Today’s British depolarisation is a case in point. Most Leavers celebrated victory in the Brexit referendum less as a revolution than as a sort of football match: “You lost, get over it!” They don’t believe God wants Brexit. Nor do Leavers lie awake at night afraid that Remainer hordes will slaughter them in their beds. Indeed, these labels are peeling off as Brexit loses salience and drifts into impenetrable negotiations over something called Article 16. Last year, Britons conducted more Google searches for Aston Villa Football Club than for Brexit.

Helpfully too, most elected leaders other than Trump seek to reduce tension. Democracy is a conflict-management system that usually tends towards tedium. Chile’s new leader, Gabriel Boric, promises to be “president of all Chileans”. In Spain, prime minister Pedro Sánchez has lowered temperatures over Catalan independence by pardoning nine jailed separatist leaders. In Barcelona recently, I noticed far fewer Catalan flags than before hanging from apartment balconies.
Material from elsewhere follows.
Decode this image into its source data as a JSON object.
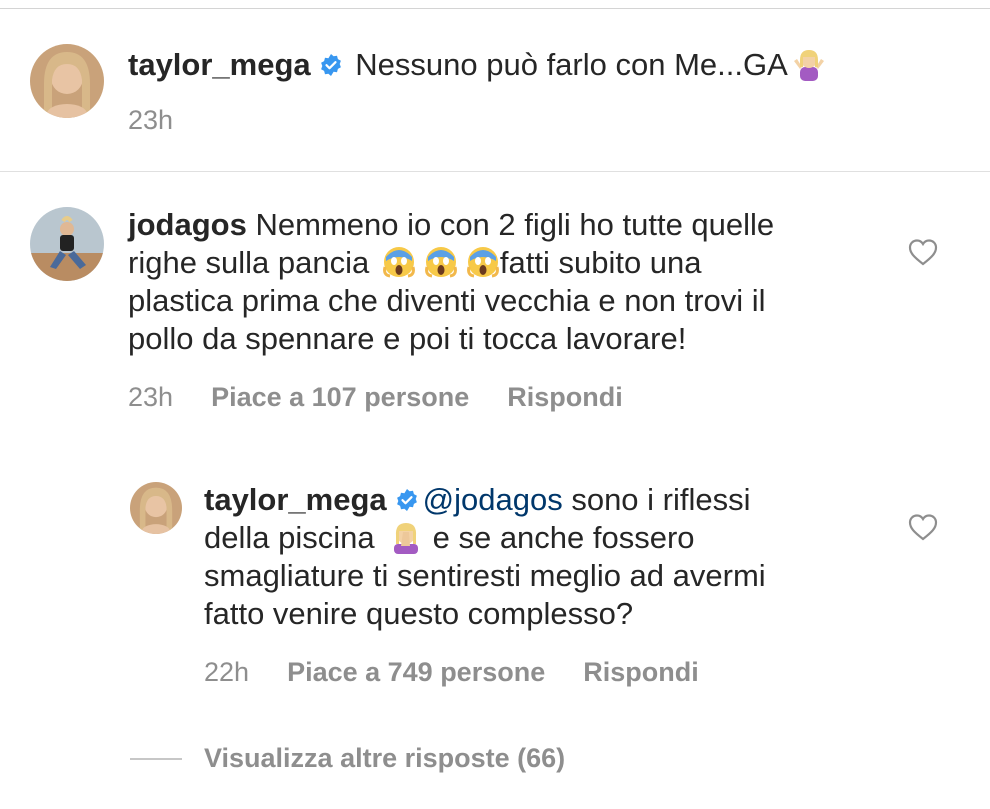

Sánchez had another motive for his pardons. He wanted Catalan parties to back his other policies. The need to build coalitions is a force for unity in many European democracies. In Italy, the League and Five Star now sit in Mario Draghi’s technocratic government. Some polarising parties such as Eric Zemmour’s in France or Vox in Spain still try to identify society’s faultlines and then sit on top of them, but they attract few followers — many of whom understand that there’s no risk of these outfits ever taking power, and just want a bit of excitement. Mathieu Lefevre, director of the anti-polarisation NGO More in Common, warns that there’s more danger of certain societies sliding into apathy than of electing extremists.

One thing holding European societies together is that most people still get their news from state broadcasters. In Britain, nearly 100 per cent of adults use the BBC every month. People moan about BBC news, but most of them trust it. When scandals broke around Johnson, hardly anybody said it was all just “fake news”. Even in Brazil, many of Bolsonaro’s supporters see him clearly: his poll ratings collapsed after he mishandled Covid-19. Anti-system politicians outside the US generally pay a price for misrule.

There’s a broader lesson here. Pundits often extrapolate from the US case, whereas in fact it’s an outlier among western democracies. Its polarisation, filter bubbles and economic inequality are unusually bad. Yet because international debate is disproportionately driven by anglophone media and academics at US universities, we sometimes end up discussing American problems as if they afflicted the whole developed world.

Instead, in a new version of American exceptionalism, we should recognise the US as a special case, and make plans to cope should its democracy collapse.